A1 neurons show a decision-cost analysis of behavioral choice

Non-auditory information, such as reward size and outcome, and the use of punishment vs. reward during operant conditioning, may also influence the suppression or facilitation of activity in A1 (Brosch et al., 2011, David et al., 2012, Weis et al., 2013), which suggests that in addition to attentional gain, the outcome of behavioral choice (i.e., “decision cost”) may be represented in the auditory cortex. In our task design, both punished and rewarded hits indicated that the animal correctly detected the target tone (i.e. the first lick in a trial occurred after the tone onset). However, the cost of punished hits was the removal of the reward and a time-out.
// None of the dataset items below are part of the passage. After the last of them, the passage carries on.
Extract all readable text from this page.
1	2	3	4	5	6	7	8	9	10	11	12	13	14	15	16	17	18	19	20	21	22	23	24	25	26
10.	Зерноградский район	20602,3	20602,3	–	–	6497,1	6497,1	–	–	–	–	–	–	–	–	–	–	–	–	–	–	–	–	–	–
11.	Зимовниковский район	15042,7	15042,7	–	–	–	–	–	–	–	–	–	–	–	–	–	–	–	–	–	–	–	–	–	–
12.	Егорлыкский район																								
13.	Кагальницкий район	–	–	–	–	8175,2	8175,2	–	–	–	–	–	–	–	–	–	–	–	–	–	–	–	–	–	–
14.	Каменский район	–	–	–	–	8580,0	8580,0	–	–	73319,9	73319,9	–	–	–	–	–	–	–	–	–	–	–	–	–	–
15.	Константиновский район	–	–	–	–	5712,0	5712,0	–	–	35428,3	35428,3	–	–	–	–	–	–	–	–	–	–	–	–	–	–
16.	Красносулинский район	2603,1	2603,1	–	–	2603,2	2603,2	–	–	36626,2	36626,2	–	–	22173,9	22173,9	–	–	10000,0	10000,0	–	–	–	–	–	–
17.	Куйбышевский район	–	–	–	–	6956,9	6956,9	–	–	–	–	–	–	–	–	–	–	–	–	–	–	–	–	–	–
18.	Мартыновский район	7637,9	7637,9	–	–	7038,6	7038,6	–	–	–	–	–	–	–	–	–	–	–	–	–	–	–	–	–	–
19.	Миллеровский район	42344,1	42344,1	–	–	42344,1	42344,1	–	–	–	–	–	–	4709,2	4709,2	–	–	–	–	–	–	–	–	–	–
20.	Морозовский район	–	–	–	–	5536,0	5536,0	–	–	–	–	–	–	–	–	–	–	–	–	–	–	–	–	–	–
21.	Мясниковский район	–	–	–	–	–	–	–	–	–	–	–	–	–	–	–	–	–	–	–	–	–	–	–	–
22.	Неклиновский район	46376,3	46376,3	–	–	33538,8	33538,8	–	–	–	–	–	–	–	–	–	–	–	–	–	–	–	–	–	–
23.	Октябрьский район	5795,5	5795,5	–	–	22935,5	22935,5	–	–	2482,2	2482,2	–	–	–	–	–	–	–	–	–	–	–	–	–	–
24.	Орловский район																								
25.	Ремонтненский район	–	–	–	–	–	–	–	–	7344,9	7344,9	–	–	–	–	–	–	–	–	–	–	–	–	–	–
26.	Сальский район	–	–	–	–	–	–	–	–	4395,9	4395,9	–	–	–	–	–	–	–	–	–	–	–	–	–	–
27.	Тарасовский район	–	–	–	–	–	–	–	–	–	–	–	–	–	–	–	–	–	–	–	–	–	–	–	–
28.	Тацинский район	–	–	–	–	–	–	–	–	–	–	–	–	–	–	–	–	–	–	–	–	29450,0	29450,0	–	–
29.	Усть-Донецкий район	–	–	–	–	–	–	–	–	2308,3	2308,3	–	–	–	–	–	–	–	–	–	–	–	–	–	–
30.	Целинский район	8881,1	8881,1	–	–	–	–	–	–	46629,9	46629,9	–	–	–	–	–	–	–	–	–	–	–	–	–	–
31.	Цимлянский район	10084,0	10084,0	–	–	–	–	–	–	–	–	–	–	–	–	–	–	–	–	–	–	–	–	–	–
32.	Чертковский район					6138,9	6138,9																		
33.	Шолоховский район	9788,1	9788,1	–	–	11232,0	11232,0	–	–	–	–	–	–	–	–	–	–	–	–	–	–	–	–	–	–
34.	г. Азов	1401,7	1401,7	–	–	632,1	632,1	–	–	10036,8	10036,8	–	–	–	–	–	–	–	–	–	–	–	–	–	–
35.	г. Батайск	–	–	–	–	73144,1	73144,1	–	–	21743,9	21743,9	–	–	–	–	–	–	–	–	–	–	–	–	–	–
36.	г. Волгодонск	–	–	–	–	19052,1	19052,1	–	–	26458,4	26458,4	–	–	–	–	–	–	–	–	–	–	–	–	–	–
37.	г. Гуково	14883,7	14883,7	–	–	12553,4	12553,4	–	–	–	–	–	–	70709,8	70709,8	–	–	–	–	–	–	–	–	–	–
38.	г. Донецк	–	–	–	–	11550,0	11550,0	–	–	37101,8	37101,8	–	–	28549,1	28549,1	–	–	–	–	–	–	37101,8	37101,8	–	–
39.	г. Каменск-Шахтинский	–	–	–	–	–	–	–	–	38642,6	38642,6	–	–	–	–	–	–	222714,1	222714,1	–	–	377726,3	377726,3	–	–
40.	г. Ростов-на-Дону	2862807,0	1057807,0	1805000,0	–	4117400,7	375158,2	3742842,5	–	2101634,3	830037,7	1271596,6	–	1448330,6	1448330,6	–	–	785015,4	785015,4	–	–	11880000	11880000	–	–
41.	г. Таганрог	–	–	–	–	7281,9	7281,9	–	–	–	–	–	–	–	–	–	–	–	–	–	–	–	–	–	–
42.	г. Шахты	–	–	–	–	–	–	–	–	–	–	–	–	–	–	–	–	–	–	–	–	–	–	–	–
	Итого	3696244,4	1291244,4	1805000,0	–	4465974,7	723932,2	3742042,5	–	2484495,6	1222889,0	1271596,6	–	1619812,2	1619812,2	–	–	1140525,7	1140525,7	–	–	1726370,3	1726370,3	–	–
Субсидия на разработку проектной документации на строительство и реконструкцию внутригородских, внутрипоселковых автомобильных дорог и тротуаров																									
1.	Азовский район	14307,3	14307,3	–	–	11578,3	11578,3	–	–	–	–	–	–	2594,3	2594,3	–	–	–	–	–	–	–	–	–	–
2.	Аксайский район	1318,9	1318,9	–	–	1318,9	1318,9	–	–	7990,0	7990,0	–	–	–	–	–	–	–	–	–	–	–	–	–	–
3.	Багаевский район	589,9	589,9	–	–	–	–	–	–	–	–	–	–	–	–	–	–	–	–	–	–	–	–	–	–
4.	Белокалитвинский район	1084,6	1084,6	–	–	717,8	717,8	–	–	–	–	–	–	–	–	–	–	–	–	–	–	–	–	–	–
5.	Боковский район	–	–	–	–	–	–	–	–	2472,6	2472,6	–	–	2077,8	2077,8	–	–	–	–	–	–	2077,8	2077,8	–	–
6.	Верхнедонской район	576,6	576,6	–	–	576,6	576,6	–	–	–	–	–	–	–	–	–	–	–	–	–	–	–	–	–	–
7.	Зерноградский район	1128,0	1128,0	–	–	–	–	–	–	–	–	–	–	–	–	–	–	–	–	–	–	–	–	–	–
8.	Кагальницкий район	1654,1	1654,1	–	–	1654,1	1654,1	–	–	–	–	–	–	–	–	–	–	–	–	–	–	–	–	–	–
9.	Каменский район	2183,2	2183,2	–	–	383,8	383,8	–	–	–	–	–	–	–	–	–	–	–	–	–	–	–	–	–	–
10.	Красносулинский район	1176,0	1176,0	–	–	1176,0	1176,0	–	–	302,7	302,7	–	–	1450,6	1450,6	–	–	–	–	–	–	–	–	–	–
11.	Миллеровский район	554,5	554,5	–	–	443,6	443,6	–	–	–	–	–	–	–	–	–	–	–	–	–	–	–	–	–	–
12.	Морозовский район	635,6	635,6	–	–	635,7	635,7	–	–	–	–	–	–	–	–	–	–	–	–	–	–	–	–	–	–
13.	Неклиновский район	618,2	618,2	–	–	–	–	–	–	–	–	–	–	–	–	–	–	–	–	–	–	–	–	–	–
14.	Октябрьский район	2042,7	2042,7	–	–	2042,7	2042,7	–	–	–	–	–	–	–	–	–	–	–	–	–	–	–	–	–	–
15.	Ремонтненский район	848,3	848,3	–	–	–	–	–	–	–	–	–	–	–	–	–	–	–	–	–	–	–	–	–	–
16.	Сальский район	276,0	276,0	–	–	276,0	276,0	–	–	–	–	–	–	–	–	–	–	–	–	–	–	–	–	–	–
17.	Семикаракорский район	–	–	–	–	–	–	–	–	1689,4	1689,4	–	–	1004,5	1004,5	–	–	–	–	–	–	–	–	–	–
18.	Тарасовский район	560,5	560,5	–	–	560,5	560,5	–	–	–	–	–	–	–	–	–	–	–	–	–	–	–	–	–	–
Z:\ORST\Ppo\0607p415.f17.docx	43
Thus, the difference between neural activity during rewarded vs. punished hits describes how a cost analysis of behavioral choice (i.e. evaluating the outcome of choice in terms of punishment vs. reward) may be represented in neural populations. The difference in activity between punished hits and rewarded hits (decision-cost signal) was negative (Fig. 4D) during the behavioral response delay period, most likely reflecting either behavioral error recognition (i.e., impending punishment), and/or the difference in neural response latencies related to decision-timing. The decision-cost signal then increased to positive values representing reward. 20% of individual neurons had significant decision cost signals (KS-test, p<0.05) and neurons with decision-cost signals were present in 9/10 mice, indicating that like attentional gain, decision-cost signaling is common across A1 L2/3. The average decision-cost signal amplitude was ~10% (bootstrap t-test, p<0.001; Fig. 4E) and thus similar in amplitude to the attentional gain signal (Fig. 3). Together, our data suggest that neural populations in A1 are driven by the sum of sensory input, attentional gain, and a cost function of behavioral choice (Fig. 4F).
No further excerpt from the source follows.